L’Arci (Associazione ricreativa e culturale italiana) del Veneto distribuirà una sorta di passaporto che replica il biglietto di ingresso. Elena Gastaldello, presidente dell’Arci del Veneto, ha detto che l’associazione contrasterà in questo modo il pagamento perché il biglietto, per come è stato pensato, non risolverà il problema del sovraffollamento: «Il ticket non imporrà limiti agli accessi turistici a Venezia, poiché non è stato stabilito un numero massimo di visitatori, ma trasformerà ulteriormente la città in un parco divertimenti. Questa misura non è accompagnata da politiche concrete per lo sviluppo urbano, il contenimento degli affitti e la facilità nel trovare alloggi. Ciò aumenterà il fenomeno dello spopolamento anche tra i residenti poiché, anche se non comporta un costo diretto per i cittadini, rappresenta comunque un ulteriore impegno nella vita quotidiana».

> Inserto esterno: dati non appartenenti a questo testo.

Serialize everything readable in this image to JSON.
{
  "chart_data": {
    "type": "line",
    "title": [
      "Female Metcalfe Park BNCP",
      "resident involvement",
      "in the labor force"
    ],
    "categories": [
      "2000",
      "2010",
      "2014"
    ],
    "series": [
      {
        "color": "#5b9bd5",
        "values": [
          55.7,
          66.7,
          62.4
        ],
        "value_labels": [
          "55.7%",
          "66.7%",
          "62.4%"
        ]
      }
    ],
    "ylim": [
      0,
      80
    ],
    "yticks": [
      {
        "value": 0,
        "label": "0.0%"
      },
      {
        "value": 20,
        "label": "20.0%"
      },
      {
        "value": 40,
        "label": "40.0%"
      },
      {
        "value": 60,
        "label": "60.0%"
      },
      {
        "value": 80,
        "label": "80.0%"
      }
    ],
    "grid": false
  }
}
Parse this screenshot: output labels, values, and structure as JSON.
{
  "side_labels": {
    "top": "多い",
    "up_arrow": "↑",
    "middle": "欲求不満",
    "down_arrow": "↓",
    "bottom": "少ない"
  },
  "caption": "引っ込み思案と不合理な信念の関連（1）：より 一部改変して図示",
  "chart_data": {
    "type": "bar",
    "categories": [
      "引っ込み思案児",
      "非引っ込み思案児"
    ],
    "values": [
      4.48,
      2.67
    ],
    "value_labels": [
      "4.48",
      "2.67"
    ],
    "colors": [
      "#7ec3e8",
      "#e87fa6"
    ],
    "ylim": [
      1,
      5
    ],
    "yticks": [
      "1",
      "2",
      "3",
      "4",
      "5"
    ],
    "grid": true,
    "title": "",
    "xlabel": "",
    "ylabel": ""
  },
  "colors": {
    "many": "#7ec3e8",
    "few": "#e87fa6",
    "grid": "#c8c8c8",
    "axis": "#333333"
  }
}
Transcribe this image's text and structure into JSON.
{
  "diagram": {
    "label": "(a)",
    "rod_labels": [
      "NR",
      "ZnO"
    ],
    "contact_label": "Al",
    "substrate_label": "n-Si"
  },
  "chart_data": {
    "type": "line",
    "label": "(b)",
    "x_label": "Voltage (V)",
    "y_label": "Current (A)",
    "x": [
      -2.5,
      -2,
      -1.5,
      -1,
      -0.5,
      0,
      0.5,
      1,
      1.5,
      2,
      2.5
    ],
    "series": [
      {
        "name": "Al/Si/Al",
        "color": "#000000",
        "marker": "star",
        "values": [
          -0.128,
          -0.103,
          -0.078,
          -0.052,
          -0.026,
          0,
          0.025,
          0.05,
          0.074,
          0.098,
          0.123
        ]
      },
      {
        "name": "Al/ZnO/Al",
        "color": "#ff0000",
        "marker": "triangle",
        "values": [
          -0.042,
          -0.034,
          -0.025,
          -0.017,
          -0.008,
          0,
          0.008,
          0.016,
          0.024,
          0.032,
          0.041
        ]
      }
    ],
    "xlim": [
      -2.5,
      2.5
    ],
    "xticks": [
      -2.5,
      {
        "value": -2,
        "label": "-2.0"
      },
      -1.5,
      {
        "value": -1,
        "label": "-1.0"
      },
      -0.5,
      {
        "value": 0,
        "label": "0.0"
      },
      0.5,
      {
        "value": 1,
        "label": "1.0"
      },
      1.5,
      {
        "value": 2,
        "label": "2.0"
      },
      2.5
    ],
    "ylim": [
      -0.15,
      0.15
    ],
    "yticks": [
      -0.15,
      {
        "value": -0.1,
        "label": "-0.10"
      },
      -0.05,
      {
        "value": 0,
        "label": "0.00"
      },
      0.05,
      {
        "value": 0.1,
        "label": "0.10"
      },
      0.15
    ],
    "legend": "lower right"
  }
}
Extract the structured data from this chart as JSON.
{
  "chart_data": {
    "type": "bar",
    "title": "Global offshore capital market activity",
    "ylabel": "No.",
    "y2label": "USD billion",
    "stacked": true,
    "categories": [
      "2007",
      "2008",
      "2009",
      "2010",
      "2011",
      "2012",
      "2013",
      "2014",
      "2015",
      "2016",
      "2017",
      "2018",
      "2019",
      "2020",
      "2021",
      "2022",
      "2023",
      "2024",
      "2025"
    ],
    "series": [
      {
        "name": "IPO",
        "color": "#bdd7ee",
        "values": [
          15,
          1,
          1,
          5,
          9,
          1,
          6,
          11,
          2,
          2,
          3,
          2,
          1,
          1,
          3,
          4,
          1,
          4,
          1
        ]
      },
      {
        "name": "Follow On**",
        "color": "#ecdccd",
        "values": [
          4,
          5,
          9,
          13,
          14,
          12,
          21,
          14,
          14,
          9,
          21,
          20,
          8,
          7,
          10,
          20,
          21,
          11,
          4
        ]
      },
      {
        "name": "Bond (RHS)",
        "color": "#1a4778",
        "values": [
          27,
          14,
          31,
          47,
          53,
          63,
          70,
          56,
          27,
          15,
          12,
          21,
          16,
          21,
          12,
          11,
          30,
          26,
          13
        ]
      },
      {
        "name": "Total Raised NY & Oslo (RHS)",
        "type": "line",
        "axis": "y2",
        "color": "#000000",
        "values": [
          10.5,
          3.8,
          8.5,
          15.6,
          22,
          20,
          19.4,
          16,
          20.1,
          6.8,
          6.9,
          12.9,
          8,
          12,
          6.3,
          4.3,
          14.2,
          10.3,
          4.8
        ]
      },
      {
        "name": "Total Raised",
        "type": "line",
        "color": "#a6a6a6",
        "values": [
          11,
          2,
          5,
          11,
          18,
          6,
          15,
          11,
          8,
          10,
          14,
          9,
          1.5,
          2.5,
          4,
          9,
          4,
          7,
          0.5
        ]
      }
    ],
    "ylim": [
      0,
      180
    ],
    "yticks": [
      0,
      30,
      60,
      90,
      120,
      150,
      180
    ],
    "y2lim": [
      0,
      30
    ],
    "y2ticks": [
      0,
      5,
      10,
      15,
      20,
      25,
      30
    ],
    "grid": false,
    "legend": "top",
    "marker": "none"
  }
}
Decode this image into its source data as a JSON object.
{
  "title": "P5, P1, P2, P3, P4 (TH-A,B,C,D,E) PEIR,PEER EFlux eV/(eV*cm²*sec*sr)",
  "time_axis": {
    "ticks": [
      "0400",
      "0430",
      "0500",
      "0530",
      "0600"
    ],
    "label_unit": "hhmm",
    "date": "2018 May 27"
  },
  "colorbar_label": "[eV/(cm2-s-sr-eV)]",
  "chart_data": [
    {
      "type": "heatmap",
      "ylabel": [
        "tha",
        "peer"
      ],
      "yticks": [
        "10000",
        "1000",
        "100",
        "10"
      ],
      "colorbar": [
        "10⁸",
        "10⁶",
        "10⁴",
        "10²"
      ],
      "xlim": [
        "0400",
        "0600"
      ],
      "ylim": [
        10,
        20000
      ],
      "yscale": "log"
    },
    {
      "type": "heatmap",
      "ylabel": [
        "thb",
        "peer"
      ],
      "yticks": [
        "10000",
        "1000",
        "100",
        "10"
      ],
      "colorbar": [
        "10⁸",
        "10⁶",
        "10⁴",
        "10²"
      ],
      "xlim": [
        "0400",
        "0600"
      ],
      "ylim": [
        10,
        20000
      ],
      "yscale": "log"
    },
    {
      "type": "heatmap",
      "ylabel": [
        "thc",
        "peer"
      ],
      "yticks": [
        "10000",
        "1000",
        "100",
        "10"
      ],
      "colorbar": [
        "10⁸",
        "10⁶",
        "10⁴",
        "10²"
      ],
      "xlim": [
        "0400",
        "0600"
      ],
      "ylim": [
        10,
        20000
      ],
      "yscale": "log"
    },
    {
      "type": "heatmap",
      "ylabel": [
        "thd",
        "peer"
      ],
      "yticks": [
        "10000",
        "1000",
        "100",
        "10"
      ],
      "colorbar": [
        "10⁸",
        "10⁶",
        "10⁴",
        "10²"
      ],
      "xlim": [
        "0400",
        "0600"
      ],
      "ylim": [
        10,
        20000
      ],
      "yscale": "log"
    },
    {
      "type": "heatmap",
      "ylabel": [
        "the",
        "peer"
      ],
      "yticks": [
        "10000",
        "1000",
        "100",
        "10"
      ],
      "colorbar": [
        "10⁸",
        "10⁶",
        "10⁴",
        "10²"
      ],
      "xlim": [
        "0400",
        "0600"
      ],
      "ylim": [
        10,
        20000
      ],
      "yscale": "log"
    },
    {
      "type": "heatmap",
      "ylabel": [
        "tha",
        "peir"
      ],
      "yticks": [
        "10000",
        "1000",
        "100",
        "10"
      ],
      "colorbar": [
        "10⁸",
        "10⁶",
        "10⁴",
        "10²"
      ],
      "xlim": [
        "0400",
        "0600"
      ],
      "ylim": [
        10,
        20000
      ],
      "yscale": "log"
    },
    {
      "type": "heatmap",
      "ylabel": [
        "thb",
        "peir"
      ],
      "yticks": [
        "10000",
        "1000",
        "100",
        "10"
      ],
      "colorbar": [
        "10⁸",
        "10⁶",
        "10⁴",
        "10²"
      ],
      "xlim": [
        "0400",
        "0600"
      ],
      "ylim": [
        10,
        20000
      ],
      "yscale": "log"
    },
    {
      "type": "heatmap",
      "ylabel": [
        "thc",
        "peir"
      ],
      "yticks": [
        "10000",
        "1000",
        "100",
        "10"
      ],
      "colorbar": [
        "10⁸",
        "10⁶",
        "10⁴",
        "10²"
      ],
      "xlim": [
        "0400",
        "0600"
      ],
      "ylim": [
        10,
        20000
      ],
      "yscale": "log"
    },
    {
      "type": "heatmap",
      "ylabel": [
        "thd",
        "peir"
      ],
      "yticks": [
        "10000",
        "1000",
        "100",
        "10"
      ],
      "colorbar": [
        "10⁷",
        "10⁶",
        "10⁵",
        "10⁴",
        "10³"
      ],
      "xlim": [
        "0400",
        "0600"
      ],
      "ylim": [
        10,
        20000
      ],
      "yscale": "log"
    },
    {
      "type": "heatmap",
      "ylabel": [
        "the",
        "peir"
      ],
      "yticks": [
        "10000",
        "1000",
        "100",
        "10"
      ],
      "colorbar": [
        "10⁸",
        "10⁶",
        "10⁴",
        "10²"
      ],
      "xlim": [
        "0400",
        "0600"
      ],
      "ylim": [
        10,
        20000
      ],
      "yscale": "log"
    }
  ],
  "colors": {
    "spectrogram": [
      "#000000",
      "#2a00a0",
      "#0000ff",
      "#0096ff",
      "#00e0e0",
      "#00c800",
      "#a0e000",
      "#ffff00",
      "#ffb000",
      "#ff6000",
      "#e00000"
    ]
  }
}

Chi si oppone al pagamento ha rivendicato più volte la libertà di muoversi in uno spazio pubblico come le strade della città: l’articolo 16 della Costituzione italiana e all’articolo 45 della Carta dei diritti fondamentali dell’Unione Europea garantiscono il diritto di circolazione e soggiorno libero su tutto il territorio nazionale e all’interno degli Stati membri. L’ex sindaco di Venezia Massimo Cacciari ha definito il biglietto una «pura follia, del tutto illegittima, incostituzionale», perché in nessuna città al mondo si paga per entrare.
In realtà, come hanno chiarito diversi giuristi negli ultimi due anni, il provvedimento del comune rispetta i principi della Costituzione in quanto esistono ragioni di pubblico interesse che possono portare a limitare la libertà di circolazione. Le limitazioni devono attenersi a criteri di ragionevolezza e non possono essere sproporzionate: significa che possono essere introdotti pedaggi o tariffe per gestire il suolo pubblico, come quelle in vigore in moltissime città italiane. Nel caso di Venezia, ha spiegato Gian Paolo Dolso, docente di Diritto costituzionale all’Università di Trieste, la misura tutela un patrimonio culturale inestimabile e quindi è del tutto legittima.
Secondo Jan van der Borg Venezia ha perso un’occasione durante gli anni della pandemia, quando la città avrebbe dovuto sfruttare il calo dei visitatori per ripensare il suo modello turistico. Per esempio incentivando un modello più orientato alla qualità che alla quantità, e con qualità van der Borg non intende il turismo elitario di una città accessibile solo a chi ha alte capacità di spesa – in parte alimentato dal biglietto a pagamento – ma un turismo più votato all’ambiente e allo sviluppo sociale. «Quando viene a mancare il rispetto per gli abitanti del luogo, non si può più parlare di tolleranza», ha detto al Giornale dell’arte. «Quindi non si devono andare a vedere i numeri come hanno sempre fatto i ministri del turismo italiano: un più 5% di pernottamenti non è un dato positivo se poi i turisti devastano le montagne o le città. Ci vogliono dati sull’impatto complessivo».
Non è semplice, tuttavia, individuare provvedimenti concreti che aiutino a passare dalla quantità alla qualità. Uno dei modi è intervenire sulle cause dirette del sovraffollamento, per esempio la programmazione dell’offerta culturale che ora concentra gli eventi e le rassegne soprattutto nei mesi estivi. Oppure limitare ulteriormente gli sbarchi delle grandi navi da crociera in alcuni periodi dell’anno.